Dienstag, 28. Januar 2020

Ein Fall für die Euthanasie?

Gestern jährte sich zum 75. Mal der Tag der Befreiung des KZ Auschwitz. Einer der wenigen Überlebenden, der an diesem Tag endlich wieder, dem Tode durch Krankheit näher als dem Leben, die Freiheit erlangte, war Otto Frank, geboren im gleichen Jahr wie Adolf Hitler in Deutschland, ein echter Frankfurter Junge, der dann im dritten Reich, aufgrund seines jüdischen Glaubens, der ihm aber nie sonderlich wichtig war, mit seiner Familie nach Amsterdam in die Niederlande emigrierte.

Bekannt wurde er als Vater von Anne Frank, die in dem Versteck, in dem sie über 2 Jahre lang aufgrund der Judenverfolgung, die während des Krieges auch das besetze Holland erreichte, mit ihrer Familie und Freunden gelebt und Tagebuch geschrieben hat. Otto Frank überlebte als einziger dieser acht Untergetauchten und machte seine Tochter und deren Tagebuch postum weltberühmt.

Auch ich frage mich an solchen Tagen, wie man wohl mit mir und meiner Multiple Sklerose damals verfahren wäre. Wäre ich bereits tot oder hätte man mich "nur" zwangssterilisiert? Wäre ich irgendwie "durchgeschlüpft", weil man mir meine Krankheit eben nicht ansieht? Oder wäre ich, aufgrund meiner langen und akribisch geführten Krankenakte, mit monatlich einem neuen Bericht über meine regelmäßigen Infusionen, die meine Krankheit haben halbwegs zur Ruhe kommen lassen, inzwischen dem "Euthanasieprogramm für lebensunwertes Leben" zum Opfer gefallen?

Hätte man meine Medikation, wenn man damals schon auf dem medizinischen Stand wie heute gewesen wäre, irgendwann eingestellt, weil der Staat bzw. die Krankenkassen die 2400€ (bzw. damals um 1944 knapp 730 Reichsmark) jeden Monat für meine mir das Leben erleichternde Infusion vielleicht irgendwann nicht mehr erübrigen wollten, weil nach nationalsozialistischen Weltbild mein Leiden dadurch nur künstlich verlängert worden, aber eben keine Heilung möglich wäre? Also es aufgrund der Unheilbarkeit für die staatlichen Stellen rausgeworfenes Geld gewesen wäre?


Wie schnell wäre ich in irgendeiner staatlichen Einrichtung oder vielleicht dann bei fortschreitender MS-Erkrankung in einem KZ verschwunden? Von meinen (damit einhergehenden) psychischen Erkrankungen ganz zu schweigen. 

Wäre ich als Mensch wirklich völlig egal gewesen, das wer und was ich bin, sondern wäre es nur darum gegangen, welche Krankheit ich in welchem Stadium habe? Um mich dann letztendlich einfach zu entsorgen, weil ich keine Daseinsberechtigung mehr hätte?

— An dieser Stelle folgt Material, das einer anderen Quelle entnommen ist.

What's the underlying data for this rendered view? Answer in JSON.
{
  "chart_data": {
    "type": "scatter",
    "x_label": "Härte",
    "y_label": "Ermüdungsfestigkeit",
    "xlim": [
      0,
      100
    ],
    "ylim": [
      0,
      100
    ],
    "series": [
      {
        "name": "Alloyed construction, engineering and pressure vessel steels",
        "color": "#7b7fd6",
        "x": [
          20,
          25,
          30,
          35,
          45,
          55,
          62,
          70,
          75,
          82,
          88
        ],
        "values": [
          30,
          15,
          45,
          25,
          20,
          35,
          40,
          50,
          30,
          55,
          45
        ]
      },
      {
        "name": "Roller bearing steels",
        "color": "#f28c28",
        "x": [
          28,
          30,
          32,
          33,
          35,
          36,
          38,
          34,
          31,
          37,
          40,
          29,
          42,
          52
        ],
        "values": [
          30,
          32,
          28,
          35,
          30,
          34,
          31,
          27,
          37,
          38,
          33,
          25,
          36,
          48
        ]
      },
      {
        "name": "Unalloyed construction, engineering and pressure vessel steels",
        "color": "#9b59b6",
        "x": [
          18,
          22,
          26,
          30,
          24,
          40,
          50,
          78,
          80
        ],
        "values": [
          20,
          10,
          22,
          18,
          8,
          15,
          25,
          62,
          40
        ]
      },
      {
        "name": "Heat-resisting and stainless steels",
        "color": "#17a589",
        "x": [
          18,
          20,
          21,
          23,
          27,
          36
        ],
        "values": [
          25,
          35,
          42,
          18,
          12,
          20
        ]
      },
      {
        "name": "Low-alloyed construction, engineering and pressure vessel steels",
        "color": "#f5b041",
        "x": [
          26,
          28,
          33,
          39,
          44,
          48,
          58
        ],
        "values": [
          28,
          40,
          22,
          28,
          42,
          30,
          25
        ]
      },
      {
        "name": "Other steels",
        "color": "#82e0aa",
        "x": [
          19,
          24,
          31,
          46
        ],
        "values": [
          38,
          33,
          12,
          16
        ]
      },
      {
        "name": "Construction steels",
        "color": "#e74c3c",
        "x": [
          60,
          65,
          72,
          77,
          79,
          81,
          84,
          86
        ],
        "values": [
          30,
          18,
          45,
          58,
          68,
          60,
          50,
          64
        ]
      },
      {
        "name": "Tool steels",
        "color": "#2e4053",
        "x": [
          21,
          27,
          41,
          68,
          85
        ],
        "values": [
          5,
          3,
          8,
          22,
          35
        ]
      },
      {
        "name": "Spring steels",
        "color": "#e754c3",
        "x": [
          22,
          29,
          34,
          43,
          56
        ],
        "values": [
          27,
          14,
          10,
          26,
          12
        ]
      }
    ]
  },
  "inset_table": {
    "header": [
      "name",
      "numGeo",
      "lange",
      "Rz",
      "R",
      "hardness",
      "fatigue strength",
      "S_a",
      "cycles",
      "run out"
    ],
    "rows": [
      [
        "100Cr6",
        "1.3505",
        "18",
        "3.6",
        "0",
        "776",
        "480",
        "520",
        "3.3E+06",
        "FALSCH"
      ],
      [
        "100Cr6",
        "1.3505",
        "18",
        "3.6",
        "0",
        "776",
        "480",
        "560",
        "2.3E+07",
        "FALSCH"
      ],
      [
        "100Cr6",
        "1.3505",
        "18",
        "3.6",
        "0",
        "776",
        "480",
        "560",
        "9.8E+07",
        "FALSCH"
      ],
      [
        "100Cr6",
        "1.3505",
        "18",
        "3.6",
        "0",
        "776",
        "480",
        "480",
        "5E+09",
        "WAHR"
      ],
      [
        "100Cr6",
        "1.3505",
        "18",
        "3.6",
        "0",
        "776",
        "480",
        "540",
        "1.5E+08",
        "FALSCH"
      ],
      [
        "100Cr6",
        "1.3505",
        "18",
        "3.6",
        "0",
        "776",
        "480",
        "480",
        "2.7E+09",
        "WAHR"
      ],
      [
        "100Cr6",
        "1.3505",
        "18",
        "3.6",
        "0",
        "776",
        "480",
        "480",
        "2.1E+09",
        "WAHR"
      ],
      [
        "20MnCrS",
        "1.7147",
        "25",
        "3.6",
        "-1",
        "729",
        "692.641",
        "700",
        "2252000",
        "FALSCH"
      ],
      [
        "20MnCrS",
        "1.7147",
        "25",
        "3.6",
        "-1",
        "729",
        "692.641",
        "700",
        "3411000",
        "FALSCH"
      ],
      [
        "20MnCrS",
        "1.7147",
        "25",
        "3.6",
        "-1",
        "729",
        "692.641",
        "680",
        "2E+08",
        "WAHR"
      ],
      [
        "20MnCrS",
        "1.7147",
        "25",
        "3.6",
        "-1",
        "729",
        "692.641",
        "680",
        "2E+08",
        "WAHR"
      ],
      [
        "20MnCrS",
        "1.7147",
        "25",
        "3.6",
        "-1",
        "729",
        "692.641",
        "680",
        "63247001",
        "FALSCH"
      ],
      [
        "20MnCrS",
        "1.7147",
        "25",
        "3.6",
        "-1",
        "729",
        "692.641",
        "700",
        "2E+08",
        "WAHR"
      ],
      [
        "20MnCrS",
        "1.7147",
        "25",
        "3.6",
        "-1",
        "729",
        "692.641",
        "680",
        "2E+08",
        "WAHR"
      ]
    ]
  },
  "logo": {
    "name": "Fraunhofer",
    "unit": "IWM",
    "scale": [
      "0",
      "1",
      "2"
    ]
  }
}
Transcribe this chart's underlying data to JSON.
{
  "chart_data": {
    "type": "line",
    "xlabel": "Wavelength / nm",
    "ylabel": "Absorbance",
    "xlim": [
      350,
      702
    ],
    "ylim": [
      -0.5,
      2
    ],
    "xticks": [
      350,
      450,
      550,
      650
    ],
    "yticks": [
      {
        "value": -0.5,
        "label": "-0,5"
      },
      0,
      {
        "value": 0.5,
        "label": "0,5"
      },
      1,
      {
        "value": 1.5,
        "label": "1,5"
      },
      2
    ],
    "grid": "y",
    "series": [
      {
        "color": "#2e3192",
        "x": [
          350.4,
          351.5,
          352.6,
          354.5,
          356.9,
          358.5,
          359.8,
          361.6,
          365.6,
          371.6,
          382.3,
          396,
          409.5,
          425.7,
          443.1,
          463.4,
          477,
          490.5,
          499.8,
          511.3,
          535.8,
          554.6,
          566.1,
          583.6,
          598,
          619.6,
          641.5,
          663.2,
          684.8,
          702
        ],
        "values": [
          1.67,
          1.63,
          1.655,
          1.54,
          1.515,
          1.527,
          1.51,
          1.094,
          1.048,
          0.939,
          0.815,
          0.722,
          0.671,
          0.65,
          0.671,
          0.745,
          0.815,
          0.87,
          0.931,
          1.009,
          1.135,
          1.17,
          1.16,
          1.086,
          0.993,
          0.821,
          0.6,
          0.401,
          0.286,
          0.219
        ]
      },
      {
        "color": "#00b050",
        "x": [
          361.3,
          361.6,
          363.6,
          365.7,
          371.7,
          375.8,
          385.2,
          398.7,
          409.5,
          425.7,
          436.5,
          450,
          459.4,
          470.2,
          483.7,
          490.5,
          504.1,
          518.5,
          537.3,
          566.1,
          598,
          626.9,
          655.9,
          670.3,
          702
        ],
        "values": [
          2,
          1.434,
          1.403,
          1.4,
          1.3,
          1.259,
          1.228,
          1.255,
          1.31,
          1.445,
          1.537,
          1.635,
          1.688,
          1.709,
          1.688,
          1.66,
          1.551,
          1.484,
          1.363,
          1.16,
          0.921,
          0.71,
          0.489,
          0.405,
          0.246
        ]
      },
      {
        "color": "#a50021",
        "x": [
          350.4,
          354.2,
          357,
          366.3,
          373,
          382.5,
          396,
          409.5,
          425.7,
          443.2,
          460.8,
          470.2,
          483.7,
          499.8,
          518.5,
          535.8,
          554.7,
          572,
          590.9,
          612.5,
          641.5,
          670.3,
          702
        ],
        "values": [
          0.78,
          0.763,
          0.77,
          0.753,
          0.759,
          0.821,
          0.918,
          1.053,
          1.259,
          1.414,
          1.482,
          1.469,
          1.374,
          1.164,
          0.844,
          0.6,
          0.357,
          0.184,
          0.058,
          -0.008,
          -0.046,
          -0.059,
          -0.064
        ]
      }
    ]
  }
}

Ich bin froh im heutigen Deutschland zu leben, in dem ich schnelle und relativ unbürokratische Hilfe im Kampf gegen den Fortschritt meiner Krankheit bekomme. In dem ich nicht für meine Medikamente, die ich mir selber einfach nicht leisten könnte, mit meinem Geld aufkommen muss, sondern mich eine Solidargemeinschaft auffängt. Und trotz der Leute, die sich eben die oben geschilderte Zeit heutzutage wieder zurückwünschen, und trotz sicher vieler gesundheitspolitischer Defizite, an denen dringend noch gearbeitet werden muss, kann ich mir im Moment kein besseres Land für meine gesundheitliche Versorgung wünschen als Deutschland. 


Um den Kreis zu schließen, möchte ich diesen Blogbeitrag mit einem Zitat von Otto Frank abschließen:

"Was geschehen ist, können wir nicht mehr ändern. Das einzige, was wir tun können, ist, aus der Vergangenheit zu lernen und zu erkennen, was Diskriminierung und Verfolgung unschuldiger Menschen bedeutet. Meine Meinung ist, dass jeder die Pflicht hat, gegen Vorurteile zu kämpfen."